Si entra nel merito dei materiali ammessi: metalli (rame, acciaio inox, ghisa rivestita), polimeri (PE-X, PP-R, PVC-C), gomme di tenuta, malte cementizie. Per ogni categoria sono previsti requisiti di idoneità e prove di migrazione che il fabbricante deve poter dimostrare. L'installatore non è chiamato a ripetere queste prove ma deve scegliere prodotti conformi e conservare la documentazione.

Il relatore approfondisce il ruolo della dichiarazione del fabbricante: deve essere disponibile, riferita al lotto e contenere i riferimenti normativi corretti. Vengono mostrati esempi di dichiarazioni conformi e esempi insufficienti che hanno generato contestazioni in fase di collaudo.

La sezione operativa è dedicata al flussaggio e alla sanificazione di fine cantiere: il flushing serve a rimuovere residui di lavorazione, la sanificazione (cloro, perossido di idrogeno o biossido) elimina la contaminazione iniziale tipica di impianti nuovi. Vengono illustrate le concentrazioni di esercizio, i tempi di contatto e le verifiche post-trattamento.

Sull'analisi di collaudo il messaggio è pragmatico: non sempre è obbligatoria per legge, ma è fortemente raccomandata in opere di una certa rilevanza, in edifici con utenze sensibili o in caso di sostituzione completa di una colonna. Una piccola spesa analitica evita contenziosi rilevanti dopo la consegna.

L'ultima parte affronta la documentazione: la dichiarazione di conformità ai sensi del DM 37/2008 deve essere integrata con allegati che richiamino la conformità dei materiali al DM 25/2012. Il relatore mostra un modello di allegato e spiega come archiviare digitalmente le schede tecniche per essere pronti in caso di verifica.

Domande dal pubblico

Devo conservare le schede tecniche dei tubi installati?
Sì.
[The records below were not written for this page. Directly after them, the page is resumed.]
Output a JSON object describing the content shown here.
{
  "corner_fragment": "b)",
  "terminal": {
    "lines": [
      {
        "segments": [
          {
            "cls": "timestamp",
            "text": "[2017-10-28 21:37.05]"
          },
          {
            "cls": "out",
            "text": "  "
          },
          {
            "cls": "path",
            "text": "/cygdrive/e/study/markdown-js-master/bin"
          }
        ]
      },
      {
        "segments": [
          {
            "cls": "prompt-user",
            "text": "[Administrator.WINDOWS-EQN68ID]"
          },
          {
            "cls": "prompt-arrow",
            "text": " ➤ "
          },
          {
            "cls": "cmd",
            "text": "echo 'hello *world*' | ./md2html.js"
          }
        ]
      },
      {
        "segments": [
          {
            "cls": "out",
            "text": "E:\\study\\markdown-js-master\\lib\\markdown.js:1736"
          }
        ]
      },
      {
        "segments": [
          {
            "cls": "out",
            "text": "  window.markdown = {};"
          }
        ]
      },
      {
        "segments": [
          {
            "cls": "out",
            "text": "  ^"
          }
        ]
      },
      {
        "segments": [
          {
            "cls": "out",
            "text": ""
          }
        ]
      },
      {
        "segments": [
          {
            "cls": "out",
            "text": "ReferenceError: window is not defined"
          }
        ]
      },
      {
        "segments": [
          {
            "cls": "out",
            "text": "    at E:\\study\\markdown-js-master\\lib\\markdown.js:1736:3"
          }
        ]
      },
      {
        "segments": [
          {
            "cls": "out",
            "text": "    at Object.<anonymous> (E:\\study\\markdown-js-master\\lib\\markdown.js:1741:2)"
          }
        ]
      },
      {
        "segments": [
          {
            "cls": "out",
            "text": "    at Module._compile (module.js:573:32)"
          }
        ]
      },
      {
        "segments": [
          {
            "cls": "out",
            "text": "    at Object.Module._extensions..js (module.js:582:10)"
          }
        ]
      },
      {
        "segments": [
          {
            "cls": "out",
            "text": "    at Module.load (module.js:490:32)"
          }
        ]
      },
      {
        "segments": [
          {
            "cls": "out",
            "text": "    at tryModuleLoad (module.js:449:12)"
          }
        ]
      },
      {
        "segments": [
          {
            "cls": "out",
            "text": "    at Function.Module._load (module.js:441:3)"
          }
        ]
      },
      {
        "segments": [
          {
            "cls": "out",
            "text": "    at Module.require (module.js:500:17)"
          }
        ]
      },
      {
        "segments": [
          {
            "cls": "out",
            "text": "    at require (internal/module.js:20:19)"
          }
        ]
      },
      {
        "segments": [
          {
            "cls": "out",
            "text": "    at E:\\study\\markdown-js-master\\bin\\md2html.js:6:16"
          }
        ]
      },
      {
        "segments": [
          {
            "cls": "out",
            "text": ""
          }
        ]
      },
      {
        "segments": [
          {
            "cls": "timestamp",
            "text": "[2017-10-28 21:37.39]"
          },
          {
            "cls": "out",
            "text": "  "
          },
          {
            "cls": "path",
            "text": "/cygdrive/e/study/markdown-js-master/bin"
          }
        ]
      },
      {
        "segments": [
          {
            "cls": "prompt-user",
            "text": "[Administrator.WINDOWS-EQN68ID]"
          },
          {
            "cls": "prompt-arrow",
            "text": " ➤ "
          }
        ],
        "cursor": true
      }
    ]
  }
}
Vanno conservate insieme alla dichiarazione di conformità DM 37/2008 e messe a disposizione del committente.
Posso usare tubi acquistati anni fa che non hanno la dichiarazione DM 25/2012?
Solo se rientrano in deroghe specifiche e dimostri l'idoneità. In caso di dubbio è più sicuro acquistare materiale aggiornato.
Il flussaggio basta o serve sanificazione chimica?
Per impianti nuovi medio-grandi è raccomandata la sanificazione, seguita da flushing fino a residuo di disinfettante in linea con la normativa.
Chi paga l'analisi di collaudo?
Va concordato in capitolato. Spesso è inserita nel preventivo come voce dedicata, a tutela sia dell'installatore che del committente.
Cosa rischio se uso materiali non conformi?
Responsabilità civile per danni a persone, contestazioni dal committente e in casi gravi profili penali per messa in commercio di acqua non sicura.